Страница 8 из 11
ИНДОНЕЗИЯ
Случилось это в те времена, когда мы дружили с Индонезией. Мы продавали Индонезии наши устаревшие корабли.
Отряд из трех сторожевиков стоял в порту.
Индонезийцы эти корабли принимали, а наши сдавали.
После сдачи советские экипажи должны были отправиться на горячо любимую родину пассажирскими судами. Корабли были под завязку загружены запасными частями и оборудованием. Шла разгрузка.
Индонезийцы народ мелкий, с ограниченной грузоподъемностью. Тащат четверо индонезийцев, мешая друг другу, один кислородный баллон в три погибели, пыхтят, путаются ногами, наши смотрят, смеются, потом не выдерживают:
— Кузнецов! Покажи им, как надо!
Выходит здоровенный кочегар и показывает: на каждое плечо по баллону и упругим шагом метров за двести до места складирования.
Посмотреть это зрелище сбегаются едва ли не все работники порта.
Потом они окружают смущенного матроса, похлопывают его по плечам, подпрыгивают, чтоб до него достать, потому как достигают ему только до пояса, радуются, как дети, смеются, и восторженно показывают большой палец: «Рус, карашё!» — и нашим похвала приятна, все довольны.

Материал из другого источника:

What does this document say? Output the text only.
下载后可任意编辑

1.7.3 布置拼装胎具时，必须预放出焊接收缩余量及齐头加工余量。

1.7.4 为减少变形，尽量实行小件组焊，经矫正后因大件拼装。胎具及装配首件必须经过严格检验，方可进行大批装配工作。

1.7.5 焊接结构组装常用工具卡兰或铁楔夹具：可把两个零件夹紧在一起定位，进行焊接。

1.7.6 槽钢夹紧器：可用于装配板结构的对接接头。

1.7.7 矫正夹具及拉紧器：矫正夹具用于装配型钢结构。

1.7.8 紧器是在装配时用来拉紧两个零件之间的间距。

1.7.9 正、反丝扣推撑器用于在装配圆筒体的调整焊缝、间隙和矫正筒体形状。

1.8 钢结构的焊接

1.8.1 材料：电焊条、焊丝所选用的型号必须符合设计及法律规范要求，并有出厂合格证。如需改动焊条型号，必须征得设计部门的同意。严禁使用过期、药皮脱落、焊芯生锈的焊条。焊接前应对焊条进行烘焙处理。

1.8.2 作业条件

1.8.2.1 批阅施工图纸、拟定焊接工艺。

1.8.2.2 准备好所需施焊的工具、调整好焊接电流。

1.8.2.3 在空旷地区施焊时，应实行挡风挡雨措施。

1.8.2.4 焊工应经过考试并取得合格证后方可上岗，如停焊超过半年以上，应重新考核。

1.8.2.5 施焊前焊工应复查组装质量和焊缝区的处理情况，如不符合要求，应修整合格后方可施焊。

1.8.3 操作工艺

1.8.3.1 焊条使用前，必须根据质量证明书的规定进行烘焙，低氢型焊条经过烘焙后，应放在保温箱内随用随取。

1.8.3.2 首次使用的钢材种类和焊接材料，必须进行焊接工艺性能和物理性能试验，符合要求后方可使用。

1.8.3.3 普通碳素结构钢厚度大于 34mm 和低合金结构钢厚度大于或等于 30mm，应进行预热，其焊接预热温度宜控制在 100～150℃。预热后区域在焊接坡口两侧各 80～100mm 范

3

А женщины у них очень миловидны.
Вот этот Кузнецов во время очередного показательного выступления и познакомился с одной молоденькой и очень симпатичной индонезийкой.
Как уж они договаривались — никому неведомо. Кузнецов никаких языков, кроме русского, не знал, а она по-русски знала только «рус, карашё!», но это им не мешало.
Только заканчивается рабочий день в управлении порта, и она уже сидит на кнехте возле наших кораблей, Кузнецов к ней спускается, и они часами о чем-то беседуют, и он ее ладошку из своей лапищи не отпускает.
То есть время идет, роман углубляется, и все ему сочувствуют.
За неделю до отплытия на родину Кузнецов пришел к командиру.
— Товарищ командир! — с трудом подбирал матрос слова, обливаясь потом, — Давайте возьмем ее с собой!!!
Было очевидно, что переноска тяжестей давалась ему гораздо легче, чем эти несколько слов.
— Как ты себе это представляешь? — говорит командир, — Вывезти нелегально иностранку? Давай сделаем так: придем в Союз, уволишься и пробивай через посольство ее приезд. Я со своей стороны помогу. Здесь с послом поговорю.
Говорит все это командир и чувствует, что подчиненный его не слышит.
Говорили они еще долго, и разговор их проходил в узком пространстве фраз: «Давайте возьмем, товарищ командир!» и «Ты сам пойми: это невозможно!»
Через день к командиру уже явилась делегация от экипажа и комсомольской организации. Только теперь, для разнообразия, предлагали оставить в Индонезии Кузнецова, мол, забыли человека, вот!
Еще через день пришла сама девушка вместе с переводчиком, выслушала доводы командира и ушла.
Командир выпил стакан спирта, занюхал рукавом и подумал: «Вот так и сопьешься! До чего подлая жизнь! Двое хотят быть вместе. Что в этом плохого?»
Как только погрузились на корабль, командир лично запер Кузнецова в своей каюте и выставил перед дверьми вахту из четырех крепких матросов.
Девушка стояла на причале.
Чтобы выйти в море, пароход должен пройти по каналу около трех километров.
Пароход тронулся, девушка побежала.
Она бежала до самого моря, и пока берег не скрылся из виду, командир видел на нем девичий силуэт, или ему, может, только казалось, что он его видел.
Командир выполнил свое обещание.
Экипаж скинулся на билет Кузнецову, и вскоре матросы запросились в увольнение встречать индонезийскую гостью.
Эту историю Кузанов нам рассказал на практике, во время перехода на учебном корабле «Гангут» по маршруту: Севастополь-Куба-Кронштадт.
Из Кронштадта в Ленинград нас переправляли буксирами.
В Ленинграде на пирсе нас встречали двое. Он — высокий, с густой проседью, и она — миниатюрная, миловидная женщина с раскосыми глазами и нездешними чертами лица.
У них в руках был букет роз. Они сразу же подошли к Кузанову.